PAGE 6
A Tale Of Negative Gravity
by
He made no answer, but walked off to a little distance, fanning himself with his hat and growling words which I did not catch. After a time I proposed to descend.
“You must be careful as you go down,” he said. “It is much more dangerous to go down steep places than to climb up.”
“I am always prudent,” I answered, and started in advance. I found the descent of the mountain much more pleasant than the ascent. It was positively exhilarating. I jumped from rocks and bluffs eight and ten feet in height, and touched the ground as gently as if I had stepped down but two feet. I ran down steep paths, and, with the aid of my alpenstock, stopped myself in an instant. I was careful to avoid dangerous places, but the runs and jumps I made were such as no man had ever made before upon that mountain-side. Once only I heard my companion’s voice.
“You’ll break your —- neck!” he yelled.
“Never fear!” I called back, and soon left him far above.
When I reached the bottom I would have waited for him, but my activity had warmed me up, and as a cool evening breeze was beginning to blow I thought it better not to stop and take cold. Half an hour after my arrival at the hotel I came down to the court, cool, fresh, and dressed for dinner, and just in time to meet the Alpine man as he entered, hot, dusty, and growling.
“Excuse me for not waiting for you,” I said; but without stopping to hear my reason, he muttered something about waiting in a place where no one would care to stay, and passed into the house.
There was no doubt that what I had done gratified my pique and tickled my vanity.
“I think now,” I said, when I related the matter to my wife, “that he will scarcely say that I am not up to that sort of thing.”
“I am not sure,” she answered, “that it was exactly fair. He did not know how you were assisted.”
“It was fair enough,” I said. “He is enabled to climb well by the inherited vigor of his constitution and by his training. He did not tell me what methods of exercise he used to get those great muscles upon his legs. I am enabled to climb by the exercise of my intellect. My method is my business and his method is his business. It is all perfectly fair.”
Still she persisted:
“He thought that you climbed with your legs, and not with your head.”
And now, after this long digression, necessary to explain how a middle-aged couple of slight pedestrian ability, and loaded with a heavy knapsack and basket, should have started out on a rough walk and climb, fourteen miles in all, we will return to ourselves, standing on the little bluff and gazing out upon the sunset view. When the sky began to fade a little we turned from it and prepared to go back to the town.
“Where is the basket?” I said.
“I left it right here,” answered my wife. “I unscrewed the machine and it lay perfectly flat.”
“Did you afterward take out the bottles?” I asked, seeing them lying on the grass.
“Yes, I believe I did. I had to take out yours in order to get at mine.”

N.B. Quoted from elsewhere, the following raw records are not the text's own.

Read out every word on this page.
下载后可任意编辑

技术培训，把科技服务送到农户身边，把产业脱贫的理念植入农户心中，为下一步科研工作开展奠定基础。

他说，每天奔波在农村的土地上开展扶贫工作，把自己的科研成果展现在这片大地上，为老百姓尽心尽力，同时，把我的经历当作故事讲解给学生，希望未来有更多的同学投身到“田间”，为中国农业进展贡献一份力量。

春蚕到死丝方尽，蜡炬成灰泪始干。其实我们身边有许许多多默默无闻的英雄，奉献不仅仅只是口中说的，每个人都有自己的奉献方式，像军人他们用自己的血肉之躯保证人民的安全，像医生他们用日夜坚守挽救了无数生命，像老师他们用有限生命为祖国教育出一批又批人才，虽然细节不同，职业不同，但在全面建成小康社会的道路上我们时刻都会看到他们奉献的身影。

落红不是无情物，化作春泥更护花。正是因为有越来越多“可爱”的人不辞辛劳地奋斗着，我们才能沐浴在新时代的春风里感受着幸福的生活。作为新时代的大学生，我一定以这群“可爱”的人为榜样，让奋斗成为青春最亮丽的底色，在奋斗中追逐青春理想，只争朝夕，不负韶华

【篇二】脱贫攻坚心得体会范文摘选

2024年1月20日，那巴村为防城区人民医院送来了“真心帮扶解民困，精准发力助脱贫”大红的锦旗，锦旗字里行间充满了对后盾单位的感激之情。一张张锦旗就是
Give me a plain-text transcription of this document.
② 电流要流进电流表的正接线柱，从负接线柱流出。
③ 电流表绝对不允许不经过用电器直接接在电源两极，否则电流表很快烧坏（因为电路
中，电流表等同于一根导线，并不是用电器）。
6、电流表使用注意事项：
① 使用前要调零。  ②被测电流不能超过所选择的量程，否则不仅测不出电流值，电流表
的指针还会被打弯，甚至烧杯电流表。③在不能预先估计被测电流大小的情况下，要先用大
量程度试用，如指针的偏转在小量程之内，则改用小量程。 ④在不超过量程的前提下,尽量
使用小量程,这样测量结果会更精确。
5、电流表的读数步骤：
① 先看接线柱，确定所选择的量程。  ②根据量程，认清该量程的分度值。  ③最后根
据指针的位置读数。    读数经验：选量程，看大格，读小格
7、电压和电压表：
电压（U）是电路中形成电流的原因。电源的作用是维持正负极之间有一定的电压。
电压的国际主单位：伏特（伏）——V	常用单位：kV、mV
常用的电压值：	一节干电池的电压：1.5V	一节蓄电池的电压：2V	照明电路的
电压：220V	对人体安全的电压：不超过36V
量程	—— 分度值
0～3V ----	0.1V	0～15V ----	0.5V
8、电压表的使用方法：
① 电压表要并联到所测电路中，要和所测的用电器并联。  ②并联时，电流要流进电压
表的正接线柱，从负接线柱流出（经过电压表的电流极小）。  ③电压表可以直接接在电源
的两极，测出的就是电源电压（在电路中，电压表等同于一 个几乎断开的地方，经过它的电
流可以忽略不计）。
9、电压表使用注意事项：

“Then,” said I, after looking all about the grassy patch on which we stood, “I am afraid you did not entirely unscrew the instrument, and that when the weight of the bottles was removed the basket gently rose into the air.”
“It may be so,” she said, lugubriously. “The basket was behind me as I drank my wine.”
“I believe that is just what has happened,” I said. “Look up there! I vow that is our basket!”
I pulled out my field-glass and directed it at a little speck high above our heads. It was the basket floating high in the air. I gave the glass to my wife to look, but she did not want to use it.